EDIT: Added another, more suitable, example below.
Disclaimer: With edge map I mean an image given as bitmap just consisting of black and white pixels.
Short description:
Briefly, I'm searching for fast, practical algorithms (or, even better, working implementations) to extract the parameters of (complete, possibly rotated) geometric objects from images give as bitmap as the following, in order to find objects which are "special" (e.g. in the sense of being completely included in another one like the small ellipse on the right). Is the Hough Transform or a successor the way to go?
More details:
In particular, I'm searching for triangles, rectangulars, and ellipses of images where the edges are already (perfectly) extracted. As mostly (possibly rotated) ellipses occur, which seemingly are the hardest objects, I'd like to start with these. As the example illustrates, some objects only partially lie in the image and should be discarded (i.e. can be seen as kind of distortion or noise. This noise can be seen as ellipses with relatively huge axes). Overlapping objects, however, should be detected. I have rough bounds on the axes' parameters.

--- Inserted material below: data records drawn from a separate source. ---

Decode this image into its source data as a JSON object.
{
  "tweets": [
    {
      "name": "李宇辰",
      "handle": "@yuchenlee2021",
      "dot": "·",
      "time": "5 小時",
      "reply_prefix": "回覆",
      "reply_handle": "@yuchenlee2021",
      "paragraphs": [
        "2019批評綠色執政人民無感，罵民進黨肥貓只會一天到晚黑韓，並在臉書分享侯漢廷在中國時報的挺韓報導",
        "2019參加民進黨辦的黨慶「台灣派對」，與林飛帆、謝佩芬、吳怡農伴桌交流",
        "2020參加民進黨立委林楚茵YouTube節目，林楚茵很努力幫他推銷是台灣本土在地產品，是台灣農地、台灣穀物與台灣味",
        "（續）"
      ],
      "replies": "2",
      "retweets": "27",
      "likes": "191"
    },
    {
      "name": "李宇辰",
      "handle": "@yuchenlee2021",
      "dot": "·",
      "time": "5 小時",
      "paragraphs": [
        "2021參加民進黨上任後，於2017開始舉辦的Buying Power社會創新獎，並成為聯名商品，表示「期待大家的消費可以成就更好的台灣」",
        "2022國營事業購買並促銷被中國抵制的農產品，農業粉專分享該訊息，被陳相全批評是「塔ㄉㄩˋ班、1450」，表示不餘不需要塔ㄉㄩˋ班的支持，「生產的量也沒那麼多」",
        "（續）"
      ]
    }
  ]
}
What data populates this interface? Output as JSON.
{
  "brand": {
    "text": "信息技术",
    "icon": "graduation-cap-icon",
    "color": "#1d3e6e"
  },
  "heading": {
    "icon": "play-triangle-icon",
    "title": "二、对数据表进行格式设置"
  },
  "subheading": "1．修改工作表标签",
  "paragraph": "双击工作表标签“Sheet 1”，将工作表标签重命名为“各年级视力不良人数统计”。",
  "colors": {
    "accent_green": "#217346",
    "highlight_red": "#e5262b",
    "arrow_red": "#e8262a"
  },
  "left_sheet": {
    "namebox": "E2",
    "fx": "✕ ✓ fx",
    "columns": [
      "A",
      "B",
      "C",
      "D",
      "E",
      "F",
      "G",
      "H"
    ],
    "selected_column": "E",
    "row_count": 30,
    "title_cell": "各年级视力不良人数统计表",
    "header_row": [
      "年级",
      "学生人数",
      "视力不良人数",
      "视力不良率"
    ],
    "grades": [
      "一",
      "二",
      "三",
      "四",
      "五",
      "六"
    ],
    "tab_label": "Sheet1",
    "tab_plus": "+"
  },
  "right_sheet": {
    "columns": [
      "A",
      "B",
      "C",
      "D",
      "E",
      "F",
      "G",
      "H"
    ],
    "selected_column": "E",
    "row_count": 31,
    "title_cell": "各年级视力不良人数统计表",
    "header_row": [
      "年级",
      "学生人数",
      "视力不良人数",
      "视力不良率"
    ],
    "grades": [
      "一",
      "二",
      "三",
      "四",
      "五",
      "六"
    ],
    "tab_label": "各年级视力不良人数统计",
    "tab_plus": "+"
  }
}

After having found the parameters I want to pick specific objects, for example the ones which are completely included in another one. Maybe detecting all objects in order to achieve this is too excessive?
My research so far:
Up to now, I stumbled accross several algorithms and implementations. Most notably based on the Hough Transform, which solves the problem in the (dual) parameter space using a voting scheme. However, the general Hough transform is rather slow. The implementations from 3, 4,5, and 6 should be faster but are not suited for the images at hand or I'm just too dumb to apply them correctly (which can absolutely be the case). At least for me, the implementations were either "confused" by the distorting, incomplete objects (whoch can be several hundreds), or did not find all objects. Since I only care about completed objects with intact edges, maybe some sort of edge following might also work?
My question:
As I'm not experienced in the image/object detection at all, I don't know whether I'm on the right track when considering the Hough transform for my problem. Is it the way to go, or do you know other algorithms or existing implementations solving the task at hand?
EDIT: As the ellipses are the main problem, which was not represented sufficiently good, I'll add another image. Again, this is just a part of the image which is provided as bitmap consisting of black and white pixels. I highlighted the ellipsis within the ellipsis in blue, while the other complete ellipsis is highlighted brown-ish. In general, there might be up to 30 objects of interest but few hundered disturbing ones (Isn't this always the case?! :/ ). Another, so far missing, information is that the "noisy", incomplete ellipses are different by having larger axes compared to the rather small wanted objects! (I'll also add the information above). Maybe the Hough transform becomes practical if I can find suitable parameter ranges for the small ellipses. Another idea just popping into my mind is that of detecting segments and deleting those with too low slope.